The display features a number of finds excavated at Lunt as well as other local evidence such as the Formby footprints
Today we have a guest blog from Ron Cowell, Curator of Prehistoric Archaeology, Museum of Liverpool:
"The latest exhibition at the Atkinson Museum, Southport features finds from Museum of Liverpool's regional archaeology collection.
Between Land and Sea- 10,000 years of Sefton’s Coast opened on Friday 13 February displaying finds from Lunt Meadows.
The exhibition includes a case of finds loaned from the Museum of Liverpool. This tells the story of a settlement of the first people in Sefton, at
Lunt Meadows. The site is currently being excavated by Museum of Liverpool archaeologists. This is an extremely rare kind of site nationally, belonging to some of the earliest post-glacial hunter-gatherers of these islands.

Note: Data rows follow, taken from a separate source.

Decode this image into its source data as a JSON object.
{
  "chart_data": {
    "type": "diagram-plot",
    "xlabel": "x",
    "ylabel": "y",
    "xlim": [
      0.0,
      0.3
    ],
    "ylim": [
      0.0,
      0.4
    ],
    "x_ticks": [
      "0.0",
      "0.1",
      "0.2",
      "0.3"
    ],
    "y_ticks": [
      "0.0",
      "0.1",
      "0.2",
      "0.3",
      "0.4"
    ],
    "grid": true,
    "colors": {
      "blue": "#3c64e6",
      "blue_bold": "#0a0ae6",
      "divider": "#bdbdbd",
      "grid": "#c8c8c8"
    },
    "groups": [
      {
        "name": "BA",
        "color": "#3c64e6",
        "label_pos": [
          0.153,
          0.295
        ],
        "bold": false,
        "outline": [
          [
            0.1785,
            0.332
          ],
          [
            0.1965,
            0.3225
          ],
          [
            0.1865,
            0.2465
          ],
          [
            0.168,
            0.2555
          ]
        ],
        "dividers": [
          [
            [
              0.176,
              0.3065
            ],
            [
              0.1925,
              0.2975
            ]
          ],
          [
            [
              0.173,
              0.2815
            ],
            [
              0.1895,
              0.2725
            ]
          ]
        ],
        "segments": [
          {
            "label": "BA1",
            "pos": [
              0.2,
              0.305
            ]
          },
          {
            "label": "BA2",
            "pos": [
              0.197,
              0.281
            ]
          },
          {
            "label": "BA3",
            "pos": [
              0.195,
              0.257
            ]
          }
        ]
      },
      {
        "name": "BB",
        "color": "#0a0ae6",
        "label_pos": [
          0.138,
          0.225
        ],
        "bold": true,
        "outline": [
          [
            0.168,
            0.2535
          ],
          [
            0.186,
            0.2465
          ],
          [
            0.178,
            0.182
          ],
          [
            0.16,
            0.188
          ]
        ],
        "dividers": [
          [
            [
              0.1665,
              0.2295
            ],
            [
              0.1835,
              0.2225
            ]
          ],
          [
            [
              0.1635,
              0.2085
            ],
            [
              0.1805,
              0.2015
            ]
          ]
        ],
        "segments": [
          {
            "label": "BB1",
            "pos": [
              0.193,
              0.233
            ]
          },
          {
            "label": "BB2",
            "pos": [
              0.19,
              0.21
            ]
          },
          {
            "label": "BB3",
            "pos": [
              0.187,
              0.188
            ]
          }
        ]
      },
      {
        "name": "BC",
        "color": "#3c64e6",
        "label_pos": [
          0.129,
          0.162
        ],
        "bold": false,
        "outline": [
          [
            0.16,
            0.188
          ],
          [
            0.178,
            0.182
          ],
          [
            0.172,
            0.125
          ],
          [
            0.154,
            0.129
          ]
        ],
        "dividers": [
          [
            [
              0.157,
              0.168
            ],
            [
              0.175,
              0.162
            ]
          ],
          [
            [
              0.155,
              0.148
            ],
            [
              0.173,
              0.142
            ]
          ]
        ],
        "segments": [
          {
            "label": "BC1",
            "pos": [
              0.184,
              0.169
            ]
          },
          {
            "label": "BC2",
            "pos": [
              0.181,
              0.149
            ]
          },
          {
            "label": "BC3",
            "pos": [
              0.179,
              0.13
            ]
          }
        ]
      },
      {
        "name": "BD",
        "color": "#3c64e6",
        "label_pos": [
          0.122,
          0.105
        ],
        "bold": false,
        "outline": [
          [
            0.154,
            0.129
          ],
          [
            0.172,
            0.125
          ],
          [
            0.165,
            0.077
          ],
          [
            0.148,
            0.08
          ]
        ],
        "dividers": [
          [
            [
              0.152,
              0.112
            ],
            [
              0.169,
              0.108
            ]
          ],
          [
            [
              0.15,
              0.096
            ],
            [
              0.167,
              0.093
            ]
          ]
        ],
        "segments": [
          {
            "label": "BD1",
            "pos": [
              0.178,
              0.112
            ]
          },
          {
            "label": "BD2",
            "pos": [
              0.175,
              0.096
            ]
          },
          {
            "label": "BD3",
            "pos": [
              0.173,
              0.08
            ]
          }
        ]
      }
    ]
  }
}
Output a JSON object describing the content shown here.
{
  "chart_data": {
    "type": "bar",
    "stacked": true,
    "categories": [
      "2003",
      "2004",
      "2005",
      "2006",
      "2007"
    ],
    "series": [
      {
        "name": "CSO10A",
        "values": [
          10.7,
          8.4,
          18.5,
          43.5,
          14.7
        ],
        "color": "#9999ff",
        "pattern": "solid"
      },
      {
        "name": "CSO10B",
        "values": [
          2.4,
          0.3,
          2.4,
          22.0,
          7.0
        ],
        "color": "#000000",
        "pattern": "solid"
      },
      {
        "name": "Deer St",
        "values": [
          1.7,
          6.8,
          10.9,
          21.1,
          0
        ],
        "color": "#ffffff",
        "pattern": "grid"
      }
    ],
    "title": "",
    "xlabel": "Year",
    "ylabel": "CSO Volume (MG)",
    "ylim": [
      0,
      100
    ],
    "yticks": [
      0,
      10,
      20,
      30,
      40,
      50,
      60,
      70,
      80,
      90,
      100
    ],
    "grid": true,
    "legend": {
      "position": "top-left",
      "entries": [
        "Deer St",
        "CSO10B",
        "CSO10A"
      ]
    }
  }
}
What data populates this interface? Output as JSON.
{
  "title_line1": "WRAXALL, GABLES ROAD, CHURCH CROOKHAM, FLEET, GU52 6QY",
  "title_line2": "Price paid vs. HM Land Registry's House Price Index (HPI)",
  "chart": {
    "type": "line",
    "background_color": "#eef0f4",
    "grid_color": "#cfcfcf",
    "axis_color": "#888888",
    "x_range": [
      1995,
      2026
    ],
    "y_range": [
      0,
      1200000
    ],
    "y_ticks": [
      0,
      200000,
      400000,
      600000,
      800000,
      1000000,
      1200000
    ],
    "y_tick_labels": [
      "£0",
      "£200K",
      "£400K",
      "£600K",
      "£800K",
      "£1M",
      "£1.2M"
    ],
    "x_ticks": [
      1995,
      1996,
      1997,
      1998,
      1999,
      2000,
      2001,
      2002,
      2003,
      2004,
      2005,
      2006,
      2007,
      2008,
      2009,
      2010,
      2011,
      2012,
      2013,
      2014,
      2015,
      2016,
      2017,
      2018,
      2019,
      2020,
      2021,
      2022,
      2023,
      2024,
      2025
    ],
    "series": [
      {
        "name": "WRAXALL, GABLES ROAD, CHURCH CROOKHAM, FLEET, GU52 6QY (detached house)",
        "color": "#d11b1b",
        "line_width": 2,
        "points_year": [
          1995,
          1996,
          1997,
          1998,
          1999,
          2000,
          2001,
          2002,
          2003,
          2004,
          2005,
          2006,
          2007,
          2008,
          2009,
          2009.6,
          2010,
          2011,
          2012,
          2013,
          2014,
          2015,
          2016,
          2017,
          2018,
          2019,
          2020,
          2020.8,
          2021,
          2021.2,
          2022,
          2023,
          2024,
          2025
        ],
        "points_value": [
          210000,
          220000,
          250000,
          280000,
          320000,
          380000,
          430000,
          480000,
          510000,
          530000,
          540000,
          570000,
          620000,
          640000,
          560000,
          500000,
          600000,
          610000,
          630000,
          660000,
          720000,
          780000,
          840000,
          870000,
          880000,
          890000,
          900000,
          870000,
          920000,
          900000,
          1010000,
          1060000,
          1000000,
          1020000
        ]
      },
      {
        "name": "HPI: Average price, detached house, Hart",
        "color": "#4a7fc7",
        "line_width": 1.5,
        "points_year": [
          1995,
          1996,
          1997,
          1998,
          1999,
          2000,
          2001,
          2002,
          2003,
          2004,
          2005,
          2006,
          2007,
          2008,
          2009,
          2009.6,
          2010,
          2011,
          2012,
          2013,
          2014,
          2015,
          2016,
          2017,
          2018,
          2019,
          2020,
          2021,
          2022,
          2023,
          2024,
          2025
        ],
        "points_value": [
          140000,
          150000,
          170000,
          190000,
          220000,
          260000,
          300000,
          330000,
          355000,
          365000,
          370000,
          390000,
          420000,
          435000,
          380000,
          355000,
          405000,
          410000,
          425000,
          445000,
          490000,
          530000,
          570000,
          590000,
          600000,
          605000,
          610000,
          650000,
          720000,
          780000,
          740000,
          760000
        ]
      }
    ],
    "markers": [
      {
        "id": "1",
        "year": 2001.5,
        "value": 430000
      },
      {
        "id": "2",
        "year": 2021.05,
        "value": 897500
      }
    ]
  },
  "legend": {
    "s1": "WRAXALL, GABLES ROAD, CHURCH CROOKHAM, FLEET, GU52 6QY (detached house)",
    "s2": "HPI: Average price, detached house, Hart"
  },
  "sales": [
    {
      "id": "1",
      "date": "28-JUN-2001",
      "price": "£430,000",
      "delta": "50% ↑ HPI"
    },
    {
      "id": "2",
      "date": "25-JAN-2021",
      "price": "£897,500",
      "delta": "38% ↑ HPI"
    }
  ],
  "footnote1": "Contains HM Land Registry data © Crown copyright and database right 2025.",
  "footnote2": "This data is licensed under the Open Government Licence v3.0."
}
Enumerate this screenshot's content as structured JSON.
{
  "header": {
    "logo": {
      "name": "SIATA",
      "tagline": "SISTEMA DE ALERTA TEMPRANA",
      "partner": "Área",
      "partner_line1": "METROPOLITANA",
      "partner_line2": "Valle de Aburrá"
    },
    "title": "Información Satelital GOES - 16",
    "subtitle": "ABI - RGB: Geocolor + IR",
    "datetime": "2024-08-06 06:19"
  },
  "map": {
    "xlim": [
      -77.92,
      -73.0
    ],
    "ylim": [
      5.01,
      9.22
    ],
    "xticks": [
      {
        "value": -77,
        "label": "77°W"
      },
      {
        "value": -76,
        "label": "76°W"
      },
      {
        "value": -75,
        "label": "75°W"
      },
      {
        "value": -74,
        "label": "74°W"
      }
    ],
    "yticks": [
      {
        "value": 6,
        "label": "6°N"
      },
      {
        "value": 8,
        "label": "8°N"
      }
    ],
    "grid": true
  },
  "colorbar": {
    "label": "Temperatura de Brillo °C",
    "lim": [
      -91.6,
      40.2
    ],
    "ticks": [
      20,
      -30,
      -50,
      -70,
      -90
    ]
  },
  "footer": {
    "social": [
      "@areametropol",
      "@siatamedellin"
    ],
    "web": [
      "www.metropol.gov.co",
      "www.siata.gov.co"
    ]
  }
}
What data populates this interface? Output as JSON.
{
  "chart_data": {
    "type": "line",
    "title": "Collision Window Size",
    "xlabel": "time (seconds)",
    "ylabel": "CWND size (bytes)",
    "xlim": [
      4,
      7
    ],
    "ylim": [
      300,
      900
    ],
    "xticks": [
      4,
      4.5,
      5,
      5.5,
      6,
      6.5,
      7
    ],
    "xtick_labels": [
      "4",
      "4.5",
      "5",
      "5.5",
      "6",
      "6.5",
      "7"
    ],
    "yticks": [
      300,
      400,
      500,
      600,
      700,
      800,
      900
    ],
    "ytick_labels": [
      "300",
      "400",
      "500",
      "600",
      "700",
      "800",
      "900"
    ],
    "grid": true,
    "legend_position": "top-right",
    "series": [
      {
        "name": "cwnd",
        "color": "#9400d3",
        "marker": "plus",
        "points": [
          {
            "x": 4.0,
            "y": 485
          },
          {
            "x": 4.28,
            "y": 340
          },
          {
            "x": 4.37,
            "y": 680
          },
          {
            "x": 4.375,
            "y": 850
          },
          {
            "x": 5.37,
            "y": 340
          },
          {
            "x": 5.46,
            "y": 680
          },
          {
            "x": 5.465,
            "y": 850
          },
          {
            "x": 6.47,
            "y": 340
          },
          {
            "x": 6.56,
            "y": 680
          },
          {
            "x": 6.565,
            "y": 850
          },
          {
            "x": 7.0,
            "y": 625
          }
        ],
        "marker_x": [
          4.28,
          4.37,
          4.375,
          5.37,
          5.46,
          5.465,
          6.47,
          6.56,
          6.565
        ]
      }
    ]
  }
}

Visitors to the Atkinson will be able to see very recently-excavated finds including stone tools from the site. Many such tools were probably brought into the region by mobile groups of people from the surrounding uplands. Other artefacts are believed to be extremely rare examples of hunter-gatherer belief and ritual discovered on the site.
This material complements a case of exhibits from the Lunt Meadows excavations currently on display in the
History Detectives gallery at the Museum of Liverpool, which is available for viewing until May 2015."